Le Journal de Montreal - Weekend
LES TRÉSORS D’ANTICOSTI
Comment parler d’Anticosti sans évoquer une sorte de paradis terrestre perdu dans le golfe du Saint-Laurent? Paradis convoité par le chocolatier français Henri Menier et les compagnies d’exploitation forestière et qui aujourd’hui est dans la mire des prospecteurs de pétrole.
Sauvage, grandiose et pure… On ne saurait qualifier autrement cette grande île boisée qui s’étend sur 222 km de long par 56 de large (16 fois l’île de Montréal), qui est également l’oasis des amateurs de pêche, de chasse et amants de la nature.
De l’aéroport de Port-Menier, nous sommes partis sur la trans-anticostienne, une route non asphaltée qui traverse l’île sur toute la longueur. Nous avons roulé vers le nord jusqu’à Vauréal, où nous attendait un accueillant chalet de bois, à l’embouchure de la rivière Vauréal. Tous les soirs, au retour de nos escapades, nous y observions les phoques et les oiseaux de mer sous un ciel qui se colorait de doré, de rouge et de violet. Le joyau de Vauréal est la chute du même nom qui tombe, tel un rideau de tulle, dans un canyon aux parois escarpées de plus de 90 m de hauteur et de 3 km de long. Nous aurions pu marcher au fond du canyon, mais nous l’avons admiré à partir d’un promontoire.
L’île d’Anticosti est dentelée d’anses et de baies, aux noms poétiques (Anse à la vache qui pisse, Anse aux fraises…), dont la plus spectaculaire est probablement celle de Baie de la Tour: deux falaises immenses ceinturent une baie tranquille, dont les eaux sont plus bleues que celles des Caraïbes.
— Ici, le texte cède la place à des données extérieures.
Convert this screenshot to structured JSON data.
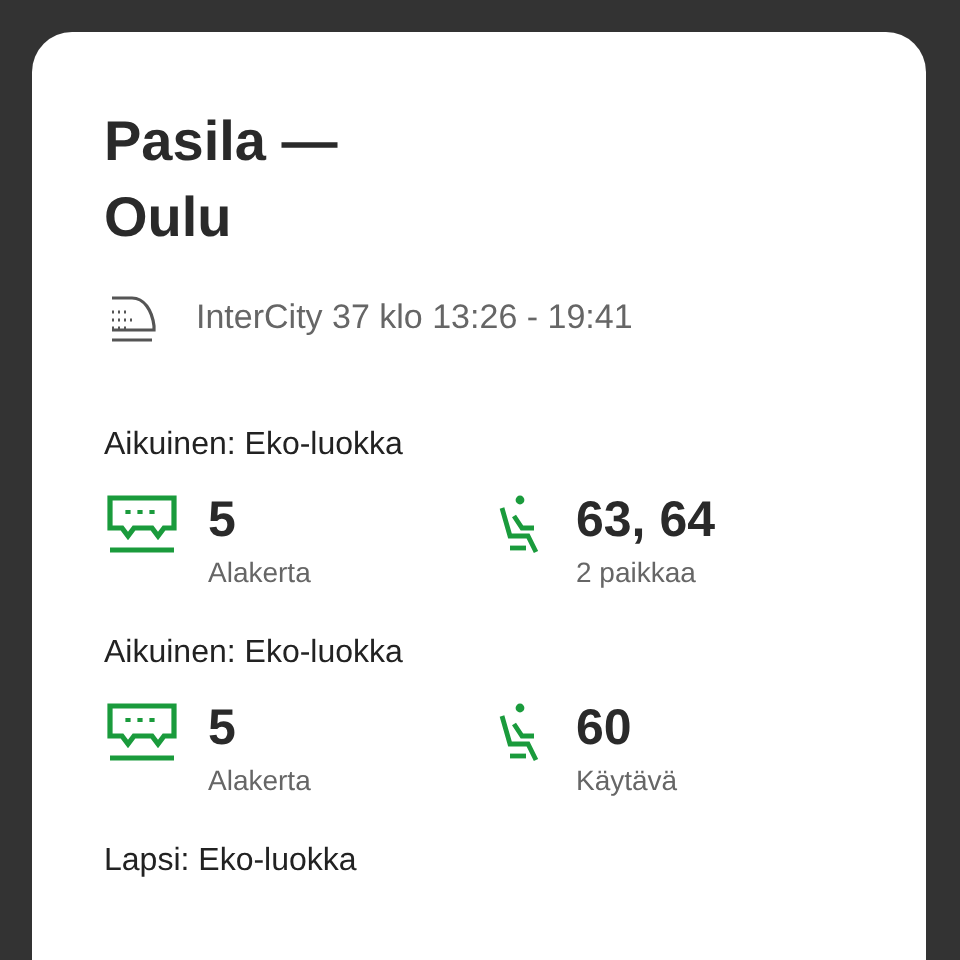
{
  "title_lines": [
    "Pasila —",
    "Oulu"
  ],
  "train": "InterCity 37 klo 13:26 - 19:41",
  "passengers": [
    {
      "heading": "Aikuinen: Eko-luokka",
      "car": "5",
      "car_label": "Alakerta",
      "seat": "63, 64",
      "seat_label": "2 paikkaa"
    },
    {
      "heading": "Aikuinen: Eko-luokka",
      "car": "5",
      "car_label": "Alakerta",
      "seat": "60",
      "seat_label": "Käytävä"
    },
    {
      "heading": "Lapsi: Eko-luokka"
    }
  ]
}
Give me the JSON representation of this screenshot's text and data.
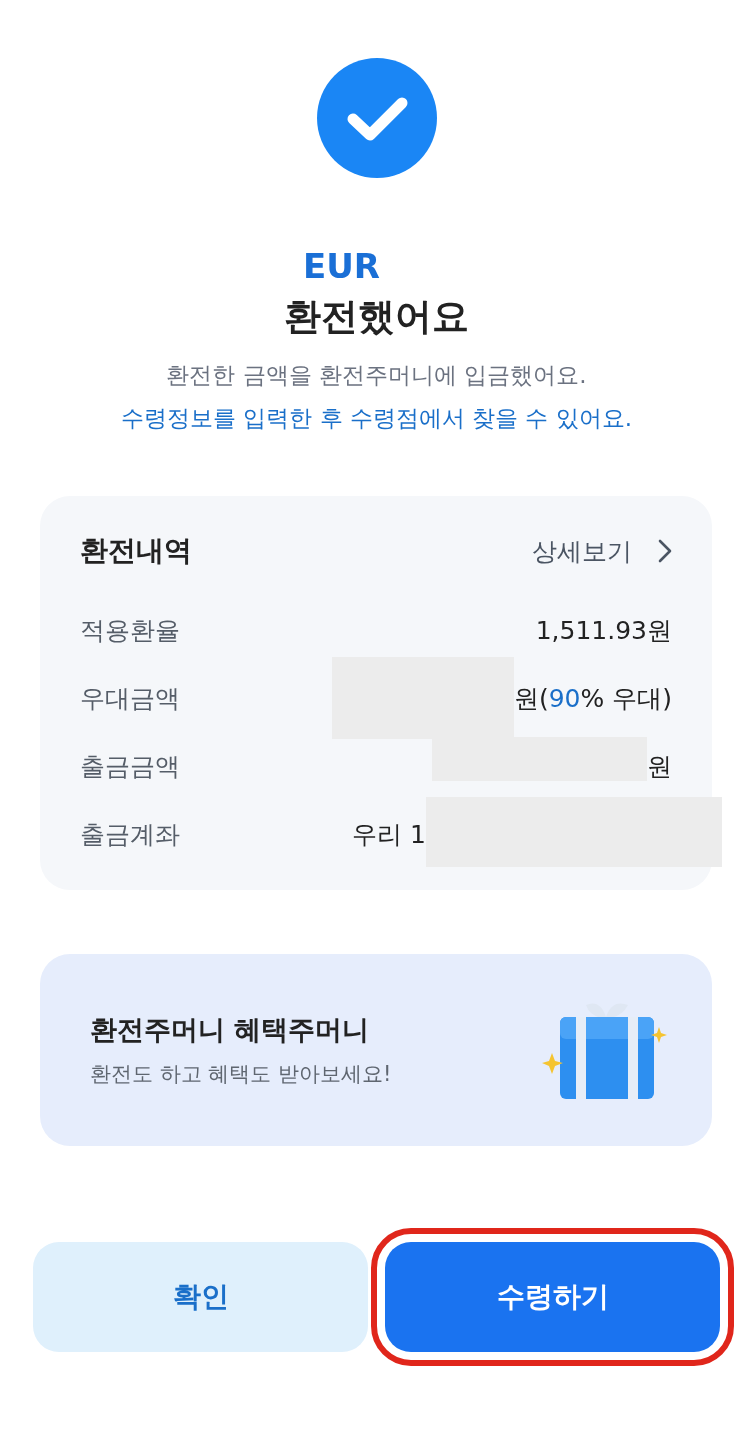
{
  "header": {
    "currency": "EUR",
    "title": "환전했어요",
    "lines": [
      {
        "text": "환전한 금액을 환전주머니에 입금했어요.",
        "kind": "plain"
      },
      {
        "text": "수령정보를 입력한 후 수령점에서 찾을 수 있어요.",
        "kind": "accent"
      }
    ]
  },
  "history": {
    "title": "환전내역",
    "detail_link": "상세보기",
    "rows": [
      {
        "label": "적용환율",
        "value": "1,511.93원"
      },
      {
        "label": "우대금액",
        "value": "원(",
        "highlight": "90",
        "suffix": "% 우대)",
        "redacted_before": true
      },
      {
        "label": "출금금액",
        "value": "원",
        "redacted_before": true
      },
      {
        "label": "출금계좌",
        "value": "우리 1",
        "redacted_after": true
      }
    ]
  },
  "banner": {
    "title": "환전주머니 혜택주머니",
    "subtitle": "환전도 하고 혜택도 받아보세요!"
  },
  "buttons": [
    {
      "label": "확인",
      "kind": "secondary",
      "highlighted": false
    },
    {
      "label": "수령하기",
      "kind": "primary",
      "highlighted": true
    }
  ]
}
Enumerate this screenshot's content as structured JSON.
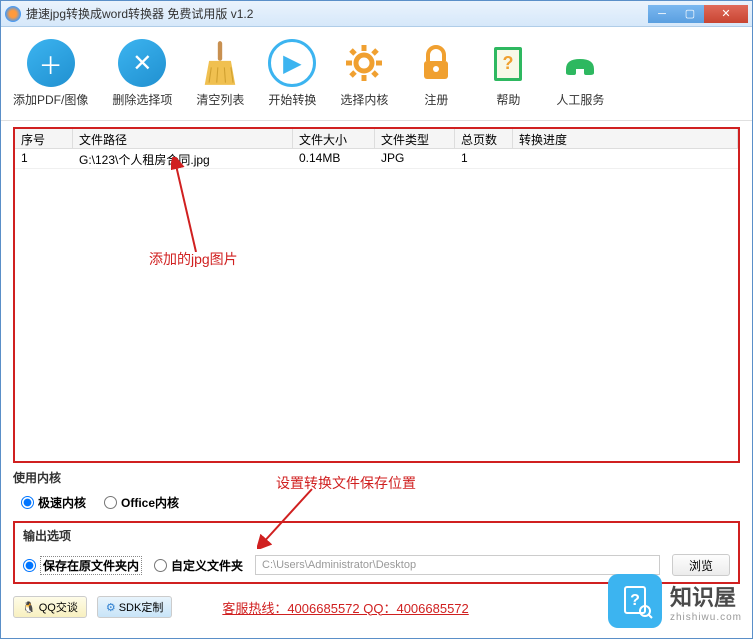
{
  "window": {
    "title": "捷速jpg转换成word转换器 免费试用版 v1.2"
  },
  "toolbar": {
    "add": "添加PDF/图像",
    "del": "删除选择项",
    "clear": "清空列表",
    "start": "开始转换",
    "core": "选择内核",
    "register": "注册",
    "help": "帮助",
    "service": "人工服务"
  },
  "columns": {
    "seq": "序号",
    "path": "文件路径",
    "size": "文件大小",
    "type": "文件类型",
    "pages": "总页数",
    "progress": "转换进度"
  },
  "rows": [
    {
      "seq": "1",
      "path": "G:\\123\\个人租房合同.jpg",
      "size": "0.14MB",
      "type": "JPG",
      "pages": "1",
      "progress": ""
    }
  ],
  "annotations": {
    "added": "添加的jpg图片",
    "save_location": "设置转换文件保存位置"
  },
  "core_section": {
    "label": "使用内核",
    "fast": "极速内核",
    "office": "Office内核"
  },
  "output_section": {
    "label": "输出选项",
    "same_folder": "保存在原文件夹内",
    "custom_folder": "自定义文件夹",
    "path": "C:\\Users\\Administrator\\Desktop",
    "browse": "浏览"
  },
  "footer": {
    "qq": "QQ交谈",
    "sdk": "SDK定制",
    "hotline": "客服热线：4006685572 QQ：4006685572"
  },
  "watermark": {
    "main": "知识屋",
    "sub": "zhishiwu.com"
  }
}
Un sentier pédestre sur le cap permet d’admirer ce spectacle inouï. Tôt le matin, nous avons pêché, au son des pics-bois, sur le lac voisin qui est séparé de la mer par une bande de sable (Anticosti compte plus de 400 lacs et tourbières). La Baie de la Tour est un important site ornithologique, 72 espèces d’oiseaux y ayant été recensées (220 espèces d’oiseaux ont été répertoriées dans l’île).
Nous avons fait une pause au vieux phare de Carleton, histoire d’y observer les baleines, puis avons marché le long de la rivière Patate, fréquentée par de nombreux castors, jusqu’à la grotte à la Patate, la troisième en longueur au Québec, avec ses 625 m de long.
FAUNE DIVERSE
Le quatrième jour, nous sommes descendus au sud jusqu’à Jupiter-la-mer, pour loger dans un chalet posté sur un promontoire devant une large baie. De la véranda, nous regardions les cerfs de Virginie gambader autour de nous (plus de 100 000 cerfs de Virginie circulent librement dans l’île). Et quel plaisir que de déjeuner en compagnie du petit renard et d’observer les pygargues à tête blanche (l’une des plus grandes concentrations en Amérique du Nord)! Au bout de la baie se trouvait l’autre joyau d’Anticosti: la rivière Jupiter, la plus spectaculaire des 200 rivières qui sillonnent l’île. Comment se lasser de voir dans des eaux claires comme du cristal les gros saumons sauter d’une fosse à l’autre? Mais la pêche au saumon étant l’apanage de gens fortunés, nous nous sommes contentés de lancer la ligne à la mer pour y pêcher de belles truites de mer argentées qui ont garni notre assiette le soir même.
Dans le canyon Brick, nous avons marché sur un sol rempli de fossiles. À Chicotte-lamer, nous nous sommes rafraîchis dans un canyon aux eaux vertes et avons marché sur le sentier des Échoueries où les phoques aiment se faire chauffer au soleil.
Nous n’allions pas quitter l’île sans voir les ruines de Baie Sainte-Claire, premier village construit par le chocolatier Henri Menier, à l’extrême pointe ouest de l’île. Et la nature tourmentée et d’aspect fantomatique de l’endroit nous a fait comprendre le combat qu’Anticosti mène depuis des siècles pour survivre. Un lieu unique assurément!